Friday, October 13, 2006

Tunisian Crochet Beanie

More patterns. YAY! This is my number one favorite hat pattern. It is completely my original design. This is made in Tunisian Crochet, don't be intimated, the stitch is very simple to learn and makes a really thin dense fabric that is perfect for hats.

Tunisian Crochet Beanie
This hat has 3 rows of sc around the brim because i messed up and made it too short. But I love it with the border.















This one is completely BAS made with Lionbrand Fisherman's Wool I died myself with kool-aid.











Materials: Size J Afghan hook. Note: if you do not have a afghan hook, this project can be worked using a normal crochet hook by putting a rubber band on the end of your hook to keep the stitches from sliding off.
Worsted weight yarn
Yarn needle
Tape measure
Size: Fits adult women’s head. See variations at the bottom for tips on making the hat bigger/smaller
Gague: not important as long as the first row is 9 inches (for adult size)
Notes: Hat is worked with vertical rows.

Abbreviations: BAS basic afghan stitch

Chain 31
Row 1: Starting in the 2nd ch from hook, work a row of BAS (Forward: draw up a loop in each st across Back: yo draw through1 lp, *yarn over, draw through 2 lps repeat from * across). (31 sts)
Row 2: work a row of BAS but leave the last stitch unworked. (30sts)
Row 3: work a row of BAS but leave the last stitch unworked. (29sts)
Row 4: work a row of BAS but leave the last stitch unworked. (28sts)
Row 5: work a row of BAS but leave the last stitch unworked. (27sts)
Row 6: work a row of BAS but leave the last stitch unworked. (26sts)
Row 7: work a row of BAS but leave the last stitch unworked. (25sts)
Row 8: work a row of BAS but leave the last stitch unworked. (24sts)
Row 9: work a row of BAS but leave the last stitch unworked. (23sts)
Row 10: work a row of BAS but leave the last stitch unworked. (22sts)
Row 11: work a row of BAS but leave the last stitch unworked. (21sts)
Row 12: work a row of BAS but leave the last stitch unworked. (20sts)
Row 13: work a row of BAS but leave the last stitch unworked. (19sts)
Row 14: Forward: work till end of row13(19sts) then drop down to row 12 and draw up a loop in the unworked stitch, drop down to row 11 and draw up a loop in the unworked st, drop down to row 10 and draw up a loop in the unworked sts. Continue until you draw up loop in all unworked stitches (31 loops on hook) Back: yo draw through 1 lp, yo draw through 2 loops across.(31 sts)
Repeat rows 2-14 5 times or until hat fits around head. You can stop on any row as long as you finish with a full row of 31 as in row 14.
Finishing: whipstitch the two short sides together and then drawstring the top to close.
Oops: if your hat is too short then join yarn onto brim of hat by the seam and work sc in the round until it is long enough.

Variations

Different sizes: this pattern can very easily be adjusted for any size head. Measure their head or an existing hat from top to forehead and make however many sts to make your first row that length. Fyi: do not measure the chain, it will be longer than your first row. Then just make it until it fits around the head.

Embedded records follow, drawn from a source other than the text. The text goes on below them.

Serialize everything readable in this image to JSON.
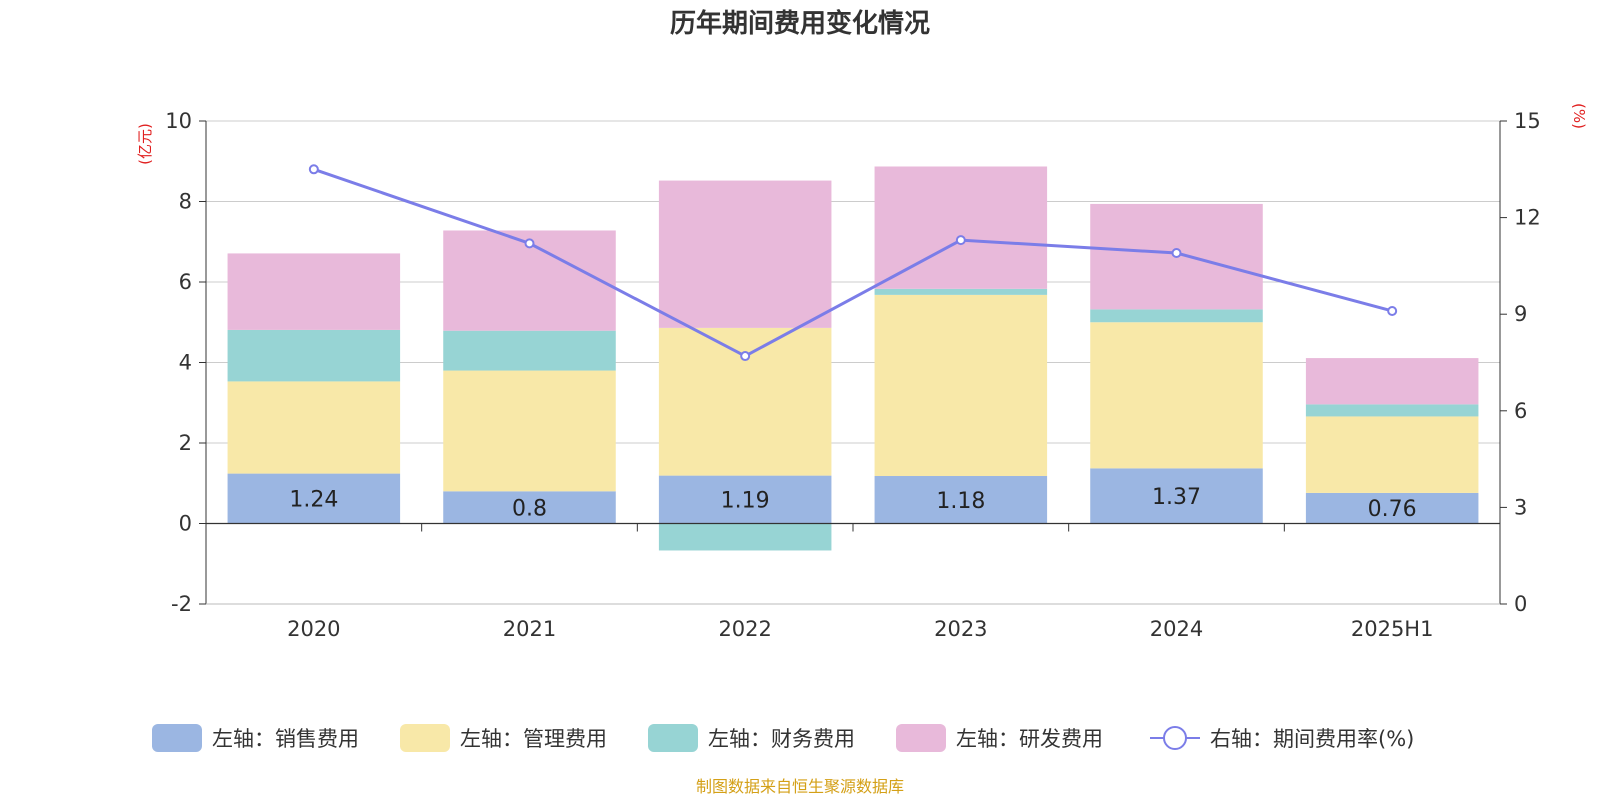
{
  "title": "历年期间费用变化情况",
  "source": "制图数据来自恒生聚源数据库",
  "colors": {
    "sales": "#9bb6e2",
    "admin": "#f8e8a8",
    "finance": "#97d4d4",
    "rd": "#e8b9da",
    "line": "#7b7de8"
  },
  "chart_data": {
    "type": "bar",
    "stacked": true,
    "categories": [
      "2020",
      "2021",
      "2022",
      "2023",
      "2024",
      "2025H1"
    ],
    "left_axis": {
      "unit": "(亿元)",
      "ylim": [
        -2,
        10
      ],
      "ticks": [
        -2,
        0,
        2,
        4,
        6,
        8,
        10
      ]
    },
    "right_axis": {
      "unit": "(%)",
      "ylim": [
        0,
        15
      ],
      "ticks": [
        0,
        3,
        6,
        9,
        12,
        15
      ]
    },
    "series": [
      {
        "name": "左轴：销售费用",
        "key": "sales",
        "axis": "left",
        "values": [
          1.24,
          0.8,
          1.19,
          1.18,
          1.37,
          0.76
        ],
        "labels": [
          "1.24",
          "0.8",
          "1.19",
          "1.18",
          "1.37",
          "0.76"
        ]
      },
      {
        "name": "左轴：管理费用",
        "key": "admin",
        "axis": "left",
        "values": [
          2.29,
          3.0,
          3.67,
          4.5,
          3.63,
          1.9
        ]
      },
      {
        "name": "左轴：财务费用",
        "key": "finance",
        "axis": "left",
        "values": [
          1.28,
          0.99,
          -0.67,
          0.15,
          0.32,
          0.3
        ]
      },
      {
        "name": "左轴：研发费用",
        "key": "rd",
        "axis": "left",
        "values": [
          1.9,
          2.49,
          3.66,
          3.04,
          2.62,
          1.15
        ]
      },
      {
        "name": "右轴：期间费用率(%)",
        "key": "line",
        "axis": "right",
        "type": "line",
        "values": [
          13.5,
          11.2,
          7.7,
          11.3,
          10.9,
          9.1
        ]
      }
    ],
    "grid": true,
    "legend": "bottom"
  }
}
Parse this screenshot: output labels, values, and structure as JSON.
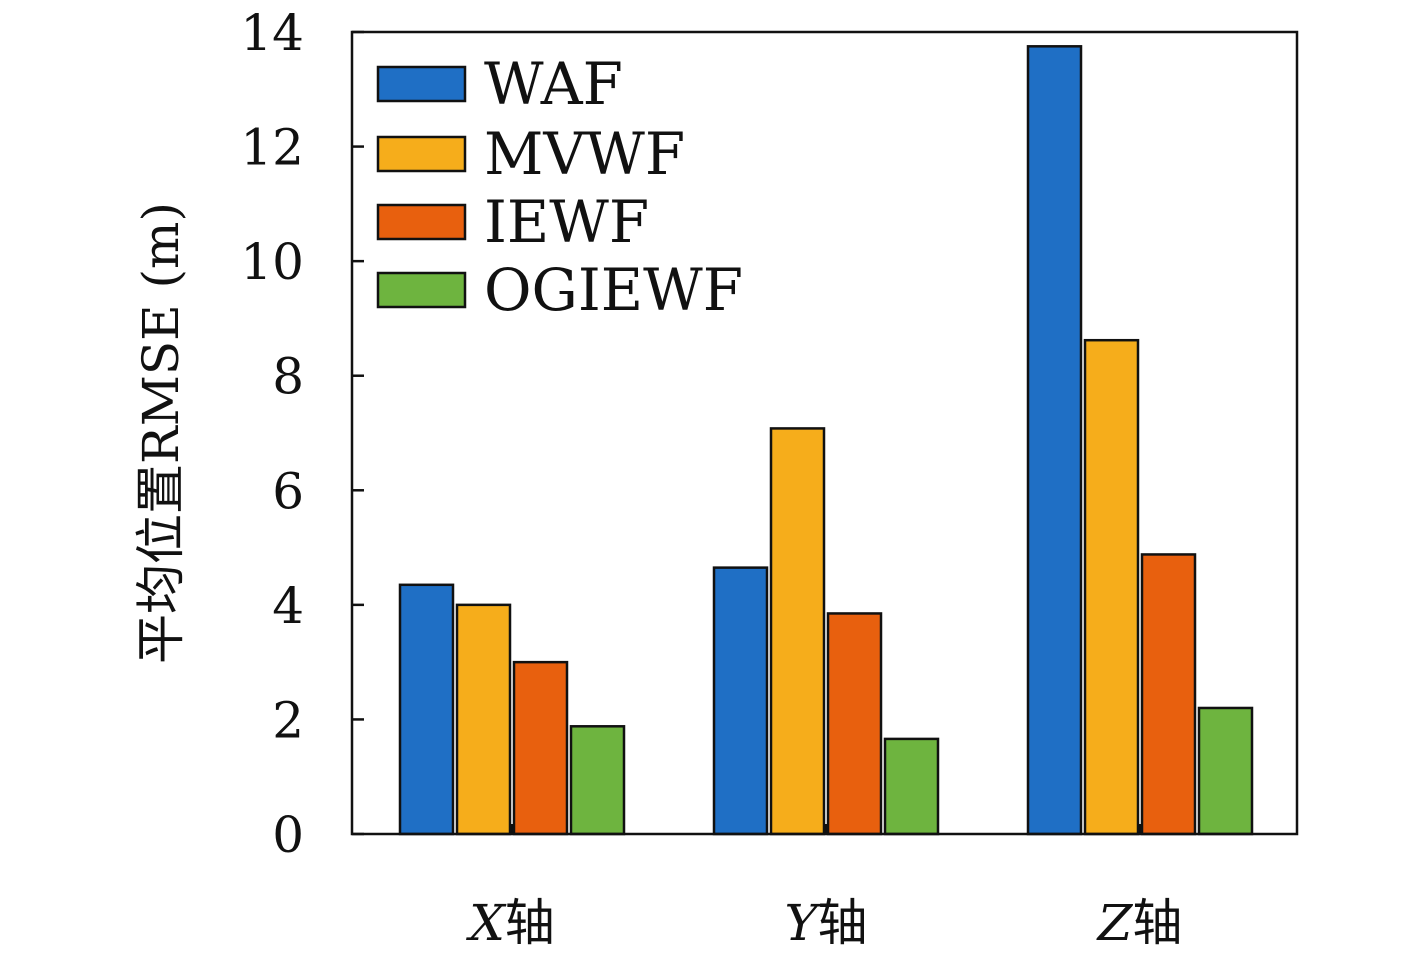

Stripes: to work horizontal stripes, do not carry yarn across more than 3 sts. If you alternate colors, it will be a lot easier to have separate balls for each stripe. I would recommend only doing stripes on the lower part of the hat because it gets weird if you continue into the decreasing part.
For help coming up with striping patterns, I use this random stripe generator.

Pictures: it is very easy to work a picture into this hat. As long as the chart you are working from is no longer than your shortest row. Don’t carry colors more than 3 sts!!!